Consolidation principles
The financial statements of German and foreign subsidiaries included in the consolidated accounts are prepared using uniform accounting and valuation methods as required by IFRS 10 (Consolidated Financial Statements).
Consolidated companies that, unlike METRO AG, do not close their financial year on 30 September prepared interim financial statements for IFRS consolidation purposes. In principle, subsidiaries are fully consolidated insofar as their consolidation is of material importance to the presentation of a true and fair view of the assets, financial and earnings position.
In accordance with IFRS 3 (Business Combinations), capital consolidation is effected using the purchase method. In the case of business combinations, the carrying amounts of the investments are offset against the revalued pro rata equity of the subsidiaries as of their acquisition dates. Any positive differences remaining after the allocation of hidden reserves and hidden burdens are capitalised as goodwill. Goodwill is tested for impairment regularly once a year – or more frequently if changes in circumstances indicate a possible impairment. If the carrying amount of a unit that was assigned goodwill exceeds the recoverable amount, an impairment loss of the goodwill is recognised to the amount of the difference between both values.
In addition, in the case of company acquisitions, hidden reserves and burdens attributable to non-controlling interests must be disclosed and reported in equity as “non-controlling interests”. METRO does not use the option to recognise the goodwill attributable to non-controlling interests. In accordance with IFRS 3, any negative differences remaining after the allocation of hidden reserves and hidden burdens as well as after another review during the period in which the business combination took place are recognised through profit or loss.
Purchases of additional shareholdings in companies where a controlling interest has already been acquired are recognised as equity transactions. As a result, the assets and liabilities are not remeasured at fair value, nor are any gains or losses recognised. Any differences between the cost of the additional shareholding and the carrying amount of the net assets on the date of acquisition are directly offset against the capital attributable to the buyer.
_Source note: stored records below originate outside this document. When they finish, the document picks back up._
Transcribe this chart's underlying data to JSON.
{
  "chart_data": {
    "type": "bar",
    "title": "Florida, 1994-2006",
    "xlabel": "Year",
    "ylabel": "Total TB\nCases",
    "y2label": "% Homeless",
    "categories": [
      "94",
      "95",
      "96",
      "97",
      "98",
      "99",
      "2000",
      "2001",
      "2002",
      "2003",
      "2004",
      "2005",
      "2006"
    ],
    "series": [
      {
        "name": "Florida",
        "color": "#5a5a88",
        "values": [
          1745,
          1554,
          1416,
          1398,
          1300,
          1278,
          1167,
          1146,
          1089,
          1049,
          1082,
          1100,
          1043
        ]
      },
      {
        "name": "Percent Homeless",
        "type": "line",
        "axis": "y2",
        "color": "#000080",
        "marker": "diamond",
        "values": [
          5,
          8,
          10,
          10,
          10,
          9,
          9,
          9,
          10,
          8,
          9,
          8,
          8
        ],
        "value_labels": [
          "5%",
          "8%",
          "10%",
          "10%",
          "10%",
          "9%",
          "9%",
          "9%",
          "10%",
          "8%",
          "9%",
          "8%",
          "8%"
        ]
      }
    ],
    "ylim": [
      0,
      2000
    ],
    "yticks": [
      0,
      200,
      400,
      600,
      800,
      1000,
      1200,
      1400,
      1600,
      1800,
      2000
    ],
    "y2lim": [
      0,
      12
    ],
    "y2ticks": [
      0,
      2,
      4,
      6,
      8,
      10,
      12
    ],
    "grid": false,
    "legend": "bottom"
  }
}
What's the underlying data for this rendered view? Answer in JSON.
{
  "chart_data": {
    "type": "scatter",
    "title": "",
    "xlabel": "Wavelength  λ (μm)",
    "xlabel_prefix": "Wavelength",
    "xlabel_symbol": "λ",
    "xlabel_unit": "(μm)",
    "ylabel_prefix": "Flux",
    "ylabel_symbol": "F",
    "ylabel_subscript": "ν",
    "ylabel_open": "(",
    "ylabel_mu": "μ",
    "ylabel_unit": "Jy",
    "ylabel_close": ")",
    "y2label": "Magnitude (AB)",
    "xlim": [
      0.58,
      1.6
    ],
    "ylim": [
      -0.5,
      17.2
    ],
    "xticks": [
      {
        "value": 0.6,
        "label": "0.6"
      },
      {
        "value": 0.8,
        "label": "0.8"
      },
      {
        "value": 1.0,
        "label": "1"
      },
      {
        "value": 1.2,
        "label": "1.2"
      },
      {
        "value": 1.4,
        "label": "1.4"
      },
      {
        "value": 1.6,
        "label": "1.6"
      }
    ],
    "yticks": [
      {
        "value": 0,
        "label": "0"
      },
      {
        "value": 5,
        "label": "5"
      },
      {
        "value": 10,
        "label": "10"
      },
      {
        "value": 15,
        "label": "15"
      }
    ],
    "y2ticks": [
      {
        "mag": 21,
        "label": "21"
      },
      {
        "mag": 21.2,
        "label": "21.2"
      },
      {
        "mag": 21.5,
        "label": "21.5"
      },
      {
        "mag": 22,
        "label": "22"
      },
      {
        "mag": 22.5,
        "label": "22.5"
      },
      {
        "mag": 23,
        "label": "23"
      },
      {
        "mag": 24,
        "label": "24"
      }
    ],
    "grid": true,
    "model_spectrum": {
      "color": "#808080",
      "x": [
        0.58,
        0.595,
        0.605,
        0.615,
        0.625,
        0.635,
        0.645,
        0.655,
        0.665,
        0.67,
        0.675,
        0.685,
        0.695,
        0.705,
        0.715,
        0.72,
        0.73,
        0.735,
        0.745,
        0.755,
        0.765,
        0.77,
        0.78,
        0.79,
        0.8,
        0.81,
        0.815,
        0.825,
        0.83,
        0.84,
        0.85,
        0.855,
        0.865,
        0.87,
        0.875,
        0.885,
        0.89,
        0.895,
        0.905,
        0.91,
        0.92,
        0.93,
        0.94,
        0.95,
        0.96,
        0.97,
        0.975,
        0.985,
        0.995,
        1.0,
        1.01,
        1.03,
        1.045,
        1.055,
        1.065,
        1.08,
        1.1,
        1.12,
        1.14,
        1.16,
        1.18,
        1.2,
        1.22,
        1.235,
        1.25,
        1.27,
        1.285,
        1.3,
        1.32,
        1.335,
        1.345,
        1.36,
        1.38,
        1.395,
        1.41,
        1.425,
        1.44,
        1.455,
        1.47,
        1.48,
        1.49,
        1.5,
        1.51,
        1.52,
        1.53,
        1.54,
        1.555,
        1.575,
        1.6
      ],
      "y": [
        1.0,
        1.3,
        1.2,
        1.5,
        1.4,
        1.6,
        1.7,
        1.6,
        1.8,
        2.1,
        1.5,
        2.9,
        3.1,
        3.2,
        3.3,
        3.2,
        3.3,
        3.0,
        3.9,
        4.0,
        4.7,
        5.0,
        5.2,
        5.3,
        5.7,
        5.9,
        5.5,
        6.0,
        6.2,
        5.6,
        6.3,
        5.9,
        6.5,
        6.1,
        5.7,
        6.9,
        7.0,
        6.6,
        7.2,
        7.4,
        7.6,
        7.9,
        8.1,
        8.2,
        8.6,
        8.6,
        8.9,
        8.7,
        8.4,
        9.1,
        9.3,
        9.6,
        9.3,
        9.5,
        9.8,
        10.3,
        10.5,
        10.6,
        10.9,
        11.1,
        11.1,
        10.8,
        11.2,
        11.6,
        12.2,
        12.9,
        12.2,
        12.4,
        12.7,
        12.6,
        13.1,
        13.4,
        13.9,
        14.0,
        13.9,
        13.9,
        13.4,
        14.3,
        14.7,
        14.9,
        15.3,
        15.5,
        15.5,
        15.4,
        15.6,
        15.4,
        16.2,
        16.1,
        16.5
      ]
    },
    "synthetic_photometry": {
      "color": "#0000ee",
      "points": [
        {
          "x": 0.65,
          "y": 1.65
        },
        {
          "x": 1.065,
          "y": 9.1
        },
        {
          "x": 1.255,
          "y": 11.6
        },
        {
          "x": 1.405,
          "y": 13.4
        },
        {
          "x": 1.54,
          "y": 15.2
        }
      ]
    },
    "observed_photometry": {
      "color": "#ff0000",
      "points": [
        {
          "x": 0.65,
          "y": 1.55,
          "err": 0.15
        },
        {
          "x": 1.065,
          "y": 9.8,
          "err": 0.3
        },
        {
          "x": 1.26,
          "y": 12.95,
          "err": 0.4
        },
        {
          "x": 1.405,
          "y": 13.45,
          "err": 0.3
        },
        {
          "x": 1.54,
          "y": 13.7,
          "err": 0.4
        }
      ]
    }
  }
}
Any impairment losses and reversals of impairment losses to shares in consolidated subsidiaries carried in the individual financial statements are reversed.
Investments in associates and joint ventures are accounted for using the equity method and treated in accordance with the principles applying to full consolidation, with existing goodwill being included in the amount capitalised for investments. The recognition of income from investments in associates, joint ventures and joint operations in the income statement depends on whether the investee carries out operating or non-operating activities. Operating activities include the retail and wholesale businesses as well as related support activities (for example, renting/leasing of retail properties, procurement, logistics). Income from operating associates, joint ventures and joint operations is recognised in EBIT; income from non-operating entities is recognised in the net financial result. Any deviating accounting and measurement methods used in the financial statements of entities valued at equity are retained as long as they do not substantially contradict METRO’s uniform accounting and valuation methods.
According to IFRS 11, the individual partners in joint arrangements recognise their portion of jointly held assets and jointly incurred liabilities in their own balance sheet.
Intra-group profits and losses are eliminated; sales, expenses and income as well as receivables and liabilities and/or provisions are consolidated. Interim results in fixed assets or inventories resulting from intra-group transactions are eliminated unless they are of minor significance. In accordance with IAS 12 (Income Taxes), deferred taxes are recognised for consolidation procedures.
Unrealised gains from transactions with companies accounted for using the equity method are derecognised against the investment in the amount of the group’s share in the investee.
In joint arrangements, each of the partner companies recognises its own portion of sales, income and expenses resulting from the joint arrangement in its income statement.
A reduction in the holding in a subsidiary must be recognised in reserves retained from earnings as an equity transaction outside of profit or loss as long as the parent company can continue to exercise control. If a reduction in the holding or its complete disposal entails a loss of control, full consolidation of the subsidiary is ended when the parent company has lost its control opportunity over the subsidiary. All assets, liabilities and equity items that were previously fully consolidated will then be derecognised at amortised group carrying amounts. Deconsolidation of the derecognised holdings is carried out in line with the general rules on deconsolidation. Any remaining residual shares are recognised at fair value as a financial instrument according to IAS 39 or as a holding valued using the equity method pursuant to IAS 28.